We all have our own little rituals that we have as individuals that we are probably drawing on now more than ever as we try to find some sense of normality in the current climate. No longer do we have the sense of freedom we had only a few months ago or the daily grind of life which is something we now crave. One of the ways we can find some normality is keeping routine and developing rituals which are very important for us all, especially our children.

A few months back I wrote about the importance of having a routine for children and adults, when we embarked on our journey of remote learning. Maintaining bed times, morning routines as if children were going to school and adults going to work, the only difference being we didn’t all leave the house! The longer this has gone on, the harder it is becoming to maintain routines because there doesn’t seem to be an end in sight. We were teased with going back to school at the end of last term but then swiftly thrown back into remote learning and with that, the disappointment, uncertainly, added pressure and burden of remote learning and it all it brings on students and their families.

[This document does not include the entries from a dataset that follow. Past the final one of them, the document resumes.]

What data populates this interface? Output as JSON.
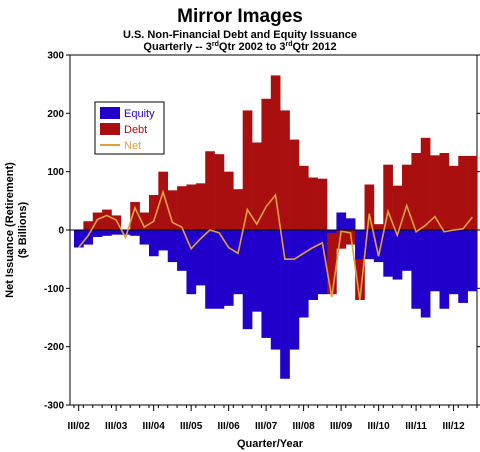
{
  "chart_data": {
    "type": "bar",
    "title": "Mirror Images",
    "subtitle": "U.S. Non-Financial Debt and Equity Issuance",
    "subtitle2_prefix": "Quarterly -- 3",
    "subtitle2_sup1": "rd",
    "subtitle2_mid": "Qtr 2002 to 3",
    "subtitle2_sup2": "rd",
    "subtitle2_suffix": "Qtr 2012",
    "ylabel": "Net Issuance (Retirement)",
    "ylabel2": "($ Billions)",
    "xlabel": "Quarter/Year",
    "ylim": [
      -300,
      300
    ],
    "yticks": [
      -300,
      -200,
      -100,
      0,
      100,
      200,
      300
    ],
    "xtick_labels": [
      "III/02",
      "III/03",
      "III/04",
      "III/05",
      "III/06",
      "III/07",
      "III/08",
      "III/09",
      "III/10",
      "III/11",
      "III/12"
    ],
    "legend_position": "top-left",
    "colors": {
      "equity": "#2200cc",
      "debt": "#aa0f0f",
      "net": "#e0a040"
    },
    "series": [
      {
        "name": "Equity",
        "values": [
          -30,
          -25,
          -12,
          -10,
          -8,
          -8,
          -10,
          -25,
          -45,
          -35,
          -55,
          -70,
          -110,
          -95,
          -135,
          -135,
          -130,
          -110,
          -170,
          -140,
          -185,
          -205,
          -255,
          -205,
          -150,
          -120,
          -110,
          -5,
          30,
          20,
          -50,
          -50,
          -55,
          -80,
          -85,
          -70,
          -135,
          -150,
          -105,
          -135,
          -110,
          -125,
          -105
        ]
      },
      {
        "name": "Debt",
        "values": [
          0,
          15,
          30,
          35,
          25,
          -5,
          48,
          30,
          60,
          100,
          68,
          75,
          78,
          80,
          135,
          130,
          100,
          70,
          205,
          150,
          225,
          265,
          205,
          155,
          110,
          90,
          88,
          -110,
          -32,
          -25,
          -120,
          78,
          10,
          112,
          76,
          112,
          132,
          158,
          128,
          132,
          110,
          127,
          127
        ]
      },
      {
        "name": "Net",
        "values": [
          -30,
          -10,
          18,
          25,
          17,
          -13,
          38,
          5,
          15,
          65,
          13,
          5,
          -32,
          -15,
          0,
          -5,
          -30,
          -40,
          35,
          10,
          40,
          60,
          -50,
          -50,
          -40,
          -30,
          -22,
          -115,
          -2,
          -5,
          -120,
          28,
          -45,
          32,
          -9,
          42,
          -3,
          8,
          23,
          -3,
          0,
          2,
          22
        ]
      }
    ]
  }
}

I know as a family, we have felt the pressure with everyone working from home and keeping both my children on track with their own learning plus the 27 others I have in my classroom. But the one thing that has kept us going is maintain a routine during the week and making our weekends look really different. There are no alarm clocks on the weekends, there are late nights, there are different meals cooked and we have our own rituals. One advantage of me being home is that I can cook my children breakfast in the morning, something they haven’t had for many years as I am often out the door going to work. One morning mid-week I cook them breakfast or get them a lunch or sweet treat delivered to keep them going. I couldn’t do that if we were back to our old life.

Speaking to students, many of them are struggling this time around and they don’t necessarily have a routine or one that was a strict. Bed times have become later, sleeping in mid-week is become more common, staying in their pyjamas is always easier than getting dressed apparently as is shovelling down breakfast when they are on a video call! But the one theme that has come to light is that families are trying to start new or maintain rituals. It might be as simple as pancake Saturday, scone Sunday, a movie night, keeping your pyjama day for a weekend or family bike rides. It could even be that everyone is sitting at the table together for a meal with no TV or technology and talking to each other about the week coming up. The importance of positivity and trying to remain positive is what our children are looking for from us. When there is a negative comment, try and respond with a positive even though it might be hard. Ask the children for their input too which is equally important because they are more likely to engage in something new that is introduced. Anything that makes the weekend look different to the mid-week is important as it gives everyone something to look forward to and it can become a special time or ritual that sticks.

So when the days start to roll into each other, (if they haven’t already), sit the family down and develop your own family ritual. It might just be the only sense of normality we have for a little longer and you never know, it could be the start of something new!